How to Spend Less On Police
Milwaukee has a huge opportunity to consolidate law enforcement costs.
With new faces in old places of the halls of local government, and large- scale community protests powered by legitimate concerns over police/citizen relations, there needs to be a more practical set of solutions than simply abolishing or defunding the police department.
Now is the time for consolidation and partnering across jurisdictions. This is something County Executive David Crowley campaigned heavily on and should be on the minds of everyone serving on the County Board, Common Council and working in law enforcement. Here are some proposed changes:
1. Shift the freeway patrol to Wisconsin State Patrol. It only makes sense to fit into the model that every other county has and have the state patrol rather than county sheriffs handle this.
2. Consolidate traffic enforcement. Move non-Court operations Sheriff’s employees into a County-wide Traffic Enforcement partnership with the Milwaukee Police Department and any willing suburban police departments. These do not need to the highest paid, most seniority officers. Stop cars, write tickets, repeat.

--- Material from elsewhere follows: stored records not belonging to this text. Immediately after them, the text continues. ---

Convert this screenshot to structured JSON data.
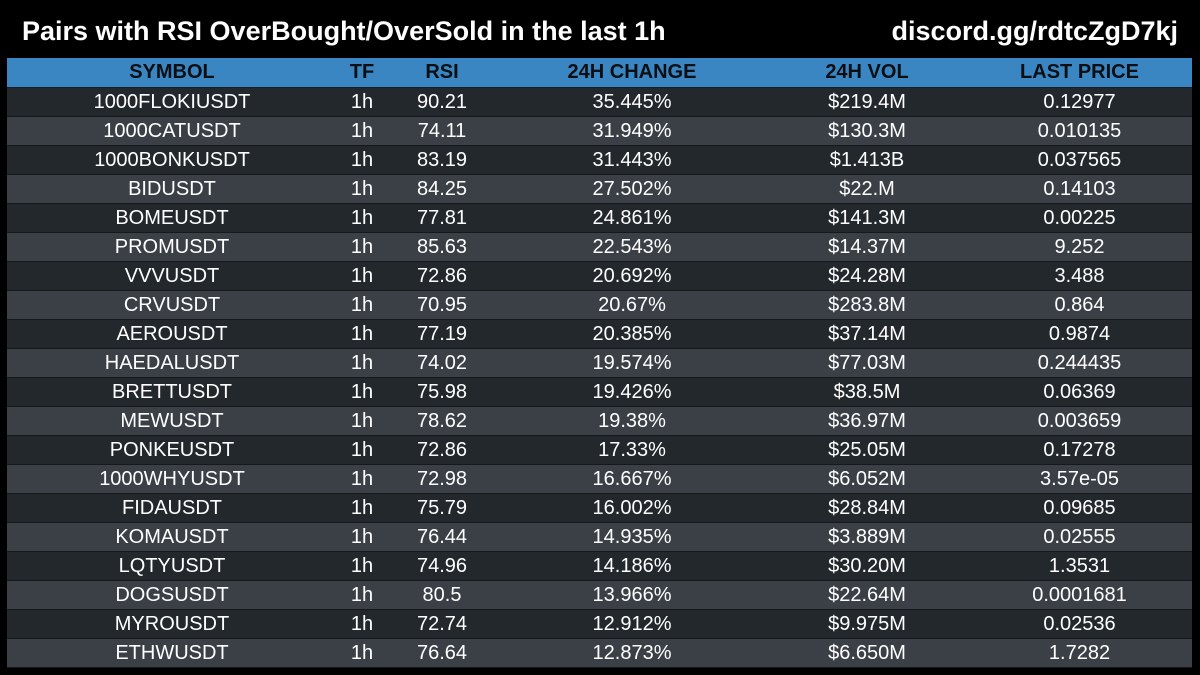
{
  "header": {
    "title": "Pairs with RSI OverBought/OverSold in the last 1h",
    "link": "discord.gg/rdtcZgD7kj"
  },
  "colors": {
    "background": "#000000",
    "header_row": "#3a86c2",
    "row_dark": "#23282c",
    "row_light": "#3a4046"
  },
  "table": {
    "columns": [
      "SYMBOL",
      "TF",
      "RSI",
      "24H CHANGE",
      "24H VOL",
      "LAST PRICE"
    ],
    "rows": [
      [
        "1000FLOKIUSDT",
        "1h",
        "90.21",
        "35.445%",
        "$219.4M",
        "0.12977"
      ],
      [
        "1000CATUSDT",
        "1h",
        "74.11",
        "31.949%",
        "$130.3M",
        "0.010135"
      ],
      [
        "1000BONKUSDT",
        "1h",
        "83.19",
        "31.443%",
        "$1.413B",
        "0.037565"
      ],
      [
        "BIDUSDT",
        "1h",
        "84.25",
        "27.502%",
        "$22.M",
        "0.14103"
      ],
      [
        "BOMEUSDT",
        "1h",
        "77.81",
        "24.861%",
        "$141.3M",
        "0.00225"
      ],
      [
        "PROMUSDT",
        "1h",
        "85.63",
        "22.543%",
        "$14.37M",
        "9.252"
      ],
      [
        "VVVUSDT",
        "1h",
        "72.86",
        "20.692%",
        "$24.28M",
        "3.488"
      ],
      [
        "CRVUSDT",
        "1h",
        "70.95",
        "20.67%",
        "$283.8M",
        "0.864"
      ],
      [
        "AEROUSDT",
        "1h",
        "77.19",
        "20.385%",
        "$37.14M",
        "0.9874"
      ],
      [
        "HAEDALUSDT",
        "1h",
        "74.02",
        "19.574%",
        "$77.03M",
        "0.244435"
      ],
      [
        "BRETTUSDT",
        "1h",
        "75.98",
        "19.426%",
        "$38.5M",
        "0.06369"
      ],
      [
        "MEWUSDT",
        "1h",
        "78.62",
        "19.38%",
        "$36.97M",
        "0.003659"
      ],
      [
        "PONKEUSDT",
        "1h",
        "72.86",
        "17.33%",
        "$25.05M",
        "0.17278"
      ],
      [
        "1000WHYUSDT",
        "1h",
        "72.98",
        "16.667%",
        "$6.052M",
        "3.57e-05"
      ],
      [
        "FIDAUSDT",
        "1h",
        "75.79",
        "16.002%",
        "$28.84M",
        "0.09685"
      ],
      [
        "KOMAUSDT",
        "1h",
        "76.44",
        "14.935%",
        "$3.889M",
        "0.02555"
      ],
      [
        "LQTYUSDT",
        "1h",
        "74.96",
        "14.186%",
        "$30.20M",
        "1.3531"
      ],
      [
        "DOGSUSDT",
        "1h",
        "80.5",
        "13.966%",
        "$22.64M",
        "0.0001681"
      ],
      [
        "MYROUSDT",
        "1h",
        "72.74",
        "12.912%",
        "$9.975M",
        "0.02536"
      ],
      [
        "ETHWUSDT",
        "1h",
        "76.64",
        "12.873%",
        "$6.650M",
        "1.7282"
      ]
    ]
  }
}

4. Target top salaries for cuts. Browse through the Milwaukee Journal Sentinel online database of city employee salaries. One after another, it is the top management of MPD that is sucking major dollars from taxpayers. Chiefs, deputies, captains, lieutenants, analysts…detectives making over $100,000 a year?

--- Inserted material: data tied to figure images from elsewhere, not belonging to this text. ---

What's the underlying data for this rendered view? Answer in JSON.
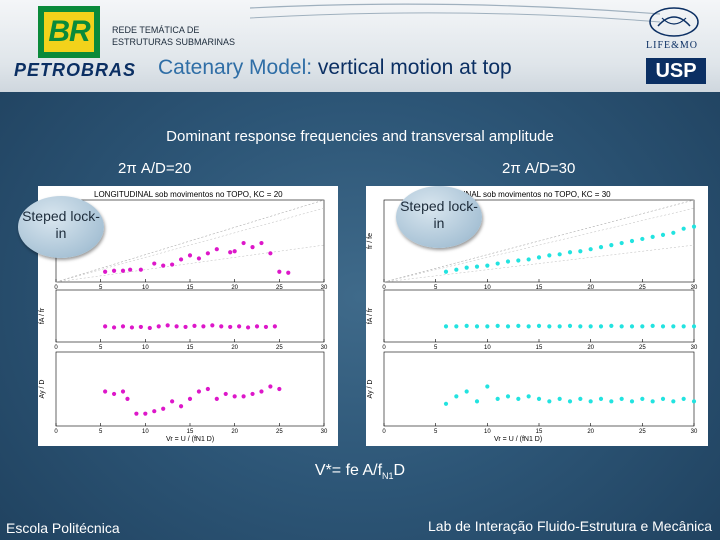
{
  "header": {
    "brand_logo_text": "BR",
    "brand_name": "PETROBRAS",
    "rede_line1": "REDE TEMÁTICA DE",
    "rede_line2": "ESTRUTURAS SUBMARINAS",
    "title_prefix": "Catenary Model: ",
    "title_highlight": "vertical motion at top",
    "life_text": "LIFE&MO",
    "usp_text": "USP"
  },
  "subtitle": "Dominant response frequencies and transversal amplitude",
  "left_label": "2π A/D=20",
  "right_label": "2π A/D=30",
  "left_bubble": "Steped lock-in",
  "right_bubble": "Steped lock-in",
  "formula": {
    "main": "V*= fe A/f",
    "sub": "N1",
    "tail": "D"
  },
  "footer": {
    "left": "Escola Politécnica",
    "right": "Lab de Interação Fluido-Estrutura e Mecânica"
  },
  "colors": {
    "left_series": "#dd17c9",
    "right_series": "#22e3e0",
    "accent": "#0b2f63"
  },
  "chart_data": [
    {
      "type": "scatter",
      "title": "LONGITUDINAL sob movimentos no TOPO, KC = 20",
      "xlabel": "Vr = U / (fN1 D)",
      "xlim": [
        0,
        30
      ],
      "xticks": [
        "0",
        "5",
        "10",
        "15",
        "20",
        "25",
        "30"
      ],
      "subplots": [
        {
          "ylabel": "fr / fe",
          "ylim": [
            0,
            4
          ],
          "points": [
            [
              5.5,
              0.5
            ],
            [
              6.5,
              0.55
            ],
            [
              7.5,
              0.55
            ],
            [
              8.3,
              0.6
            ],
            [
              9.5,
              0.6
            ],
            [
              11,
              0.9
            ],
            [
              12,
              0.8
            ],
            [
              13,
              0.85
            ],
            [
              14,
              1.1
            ],
            [
              15,
              1.3
            ],
            [
              16,
              1.15
            ],
            [
              17,
              1.4
            ],
            [
              18,
              1.6
            ],
            [
              19.5,
              1.45
            ],
            [
              20,
              1.5
            ],
            [
              21,
              1.9
            ],
            [
              22,
              1.7
            ],
            [
              23,
              1.9
            ],
            [
              24,
              1.4
            ],
            [
              25,
              0.5
            ],
            [
              26,
              0.45
            ]
          ]
        },
        {
          "ylabel": "fA / fr",
          "ylim": [
            0,
            1
          ],
          "points": [
            [
              5.5,
              0.3
            ],
            [
              6.5,
              0.28
            ],
            [
              7.5,
              0.3
            ],
            [
              8.5,
              0.28
            ],
            [
              9.5,
              0.29
            ],
            [
              10.5,
              0.27
            ],
            [
              11.5,
              0.3
            ],
            [
              12.5,
              0.32
            ],
            [
              13.5,
              0.3
            ],
            [
              14.5,
              0.29
            ],
            [
              15.5,
              0.31
            ],
            [
              16.5,
              0.3
            ],
            [
              17.5,
              0.32
            ],
            [
              18.5,
              0.3
            ],
            [
              19.5,
              0.29
            ],
            [
              20.5,
              0.3
            ],
            [
              21.5,
              0.28
            ],
            [
              22.5,
              0.3
            ],
            [
              23.5,
              0.29
            ],
            [
              24.5,
              0.3
            ]
          ]
        },
        {
          "ylabel": "Ay / D",
          "ylim": [
            0,
            1.5
          ],
          "points": [
            [
              5.5,
              0.7
            ],
            [
              6.5,
              0.65
            ],
            [
              7.5,
              0.7
            ],
            [
              8,
              0.55
            ],
            [
              9,
              0.25
            ],
            [
              10,
              0.25
            ],
            [
              11,
              0.3
            ],
            [
              12,
              0.35
            ],
            [
              13,
              0.5
            ],
            [
              14,
              0.4
            ],
            [
              15,
              0.55
            ],
            [
              16,
              0.7
            ],
            [
              17,
              0.75
            ],
            [
              18,
              0.55
            ],
            [
              19,
              0.65
            ],
            [
              20,
              0.6
            ],
            [
              21,
              0.6
            ],
            [
              22,
              0.65
            ],
            [
              23,
              0.7
            ],
            [
              24,
              0.8
            ],
            [
              25,
              0.75
            ]
          ]
        }
      ]
    },
    {
      "type": "scatter",
      "title": "LONGITUDINAL sob movimentos no TOPO, KC = 30",
      "xlabel": "Vr = U / (fN1 D)",
      "xlim": [
        0,
        30
      ],
      "xticks": [
        "0",
        "5",
        "10",
        "15",
        "20",
        "25",
        "30"
      ],
      "subplots": [
        {
          "ylabel": "fr / fe",
          "ylim": [
            0,
            4
          ],
          "points": [
            [
              6,
              0.5
            ],
            [
              7,
              0.6
            ],
            [
              8,
              0.7
            ],
            [
              9,
              0.75
            ],
            [
              10,
              0.8
            ],
            [
              11,
              0.9
            ],
            [
              12,
              1.0
            ],
            [
              13,
              1.05
            ],
            [
              14,
              1.1
            ],
            [
              15,
              1.2
            ],
            [
              16,
              1.3
            ],
            [
              17,
              1.35
            ],
            [
              18,
              1.45
            ],
            [
              19,
              1.5
            ],
            [
              20,
              1.6
            ],
            [
              21,
              1.7
            ],
            [
              22,
              1.8
            ],
            [
              23,
              1.9
            ],
            [
              24,
              2.0
            ],
            [
              25,
              2.1
            ],
            [
              26,
              2.2
            ],
            [
              27,
              2.3
            ],
            [
              28,
              2.4
            ],
            [
              29,
              2.6
            ],
            [
              30,
              2.7
            ]
          ]
        },
        {
          "ylabel": "fA / fr",
          "ylim": [
            0,
            1
          ],
          "points": [
            [
              6,
              0.3
            ],
            [
              7,
              0.3
            ],
            [
              8,
              0.31
            ],
            [
              9,
              0.3
            ],
            [
              10,
              0.3
            ],
            [
              11,
              0.31
            ],
            [
              12,
              0.3
            ],
            [
              13,
              0.31
            ],
            [
              14,
              0.3
            ],
            [
              15,
              0.31
            ],
            [
              16,
              0.3
            ],
            [
              17,
              0.3
            ],
            [
              18,
              0.31
            ],
            [
              19,
              0.3
            ],
            [
              20,
              0.3
            ],
            [
              21,
              0.3
            ],
            [
              22,
              0.31
            ],
            [
              23,
              0.3
            ],
            [
              24,
              0.3
            ],
            [
              25,
              0.3
            ],
            [
              26,
              0.31
            ],
            [
              27,
              0.3
            ],
            [
              28,
              0.3
            ],
            [
              29,
              0.3
            ],
            [
              30,
              0.3
            ]
          ]
        },
        {
          "ylabel": "Ay / D",
          "ylim": [
            0,
            1.5
          ],
          "points": [
            [
              6,
              0.45
            ],
            [
              7,
              0.6
            ],
            [
              8,
              0.7
            ],
            [
              9,
              0.5
            ],
            [
              10,
              0.8
            ],
            [
              11,
              0.55
            ],
            [
              12,
              0.6
            ],
            [
              13,
              0.55
            ],
            [
              14,
              0.6
            ],
            [
              15,
              0.55
            ],
            [
              16,
              0.5
            ],
            [
              17,
              0.55
            ],
            [
              18,
              0.5
            ],
            [
              19,
              0.55
            ],
            [
              20,
              0.5
            ],
            [
              21,
              0.55
            ],
            [
              22,
              0.5
            ],
            [
              23,
              0.55
            ],
            [
              24,
              0.5
            ],
            [
              25,
              0.55
            ],
            [
              26,
              0.5
            ],
            [
              27,
              0.55
            ],
            [
              28,
              0.5
            ],
            [
              29,
              0.55
            ],
            [
              30,
              0.5
            ]
          ]
        }
      ]
    }
  ]
}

What do these people do all day in a crime-filled city that justifies making more than double the average taxpayer? These are some of the highest paid public employees in Wisconsin. Something’s gotta change.
5. Put a Community Prosecutor Unit in each aldermanic district, along with officers to do the community policing. It’s a proven, successful, cost-effective model to engage neighborhood residents in public safety, reduce crime, and minimize those going into court/jail pipeline.
We have an unprecedented opportunity in Milwaukee: Lots of young, new leadership in county and city government, a new Sheriff who campaigned on reform, a former state legislator and now County Executive who campaigned on reform and collaboration, and a number of people on the Common Council who used to serve in County government. (Likewise, people serving on County Board, who used to serve in the Legislature). In other words, our elected officials understand the overlap and nuances of different layers of government. Speaking the language should help to move new ideas forward and get them in place.
Just tweaking budgets for spending increases here or fiscal cuts there, is not creative or useful and certainly not leadership. Coming up with new partnerships, new policy, and innovative ways to more effectively spend taxpayer dollars for better results is the move the public wants to see regardless of location, income, race or political affiliation.
Josh Zepnick is a former state legislator.